Mind you that Republicans don't have the franchise on cheating on their spouses and being hypocrites. They just do it with more panache.

Incidentally, in response to the Salon story Hank harrumphed that his affair with Miss Cherie was a "youthful indiscretion."

He was 41 at the time.

1 comment:

  1. Anonymous7:12 PM

    Hyde was creep. All you have to do is offer a bill to save babies and you are a saint?

    In 1981, after leaving the House Banking Committee, Hyde went on the board of directors of Clyde Federal Savings and Loan, whose President was one of many of Hyde's banker contributors. The Congress deregulated S&L industry in 1982, and Clyde began taking part in loans for luxury residences in Texas and bought a bank in the Cayman Islands, a notorious financial exchange for laundering money. Since 1984, when Hyde left the board, it was clear to the directors from the reports that the establishment had failed, but Hyde and others on the board continued to give inappropriate financial loans to cronies and insiders and make it possible for the establishment to overcharge the government on student loans. In 1990, the federal government put Clyde in receivership, and finally paid $67 million to cover deposits. In 1993, the Resolution Trust Corporation sued Hyde and other directors for $17.2 million.

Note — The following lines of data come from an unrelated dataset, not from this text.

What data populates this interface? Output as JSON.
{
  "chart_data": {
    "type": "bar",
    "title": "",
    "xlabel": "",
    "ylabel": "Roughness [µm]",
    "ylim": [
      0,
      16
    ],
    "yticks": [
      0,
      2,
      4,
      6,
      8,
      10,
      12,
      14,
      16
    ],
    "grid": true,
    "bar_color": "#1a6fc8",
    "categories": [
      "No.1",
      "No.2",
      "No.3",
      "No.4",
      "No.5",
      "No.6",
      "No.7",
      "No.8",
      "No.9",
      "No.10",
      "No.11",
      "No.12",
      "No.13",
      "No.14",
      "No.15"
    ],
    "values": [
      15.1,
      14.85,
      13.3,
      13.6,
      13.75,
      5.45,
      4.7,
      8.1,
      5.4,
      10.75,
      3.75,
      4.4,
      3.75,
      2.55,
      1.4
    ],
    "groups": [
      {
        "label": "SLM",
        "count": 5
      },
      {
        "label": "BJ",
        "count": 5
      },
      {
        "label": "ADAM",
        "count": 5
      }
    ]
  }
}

    Hyde had an extramarital affair in the late 1960 and destroyed a family.

    Hyde was 41, a state legislator, and the father of four sons when the affair began in 1965 with a
    29-year-old Cherie Snodgrass, who had a son and two daughters between the ages of 7 and 9 at the time. The relationship lasted until at least 1969.

    Shalom,

    --- Prof. Leland Milton Goldblatt, Ph.D. ®

    http://drgoldblatt.blogspot.com/


    Dr. Goldblatt has had a liver transplant and is a drunk; and a man who hates children including his own, cats, and women, unless they are hot and easy.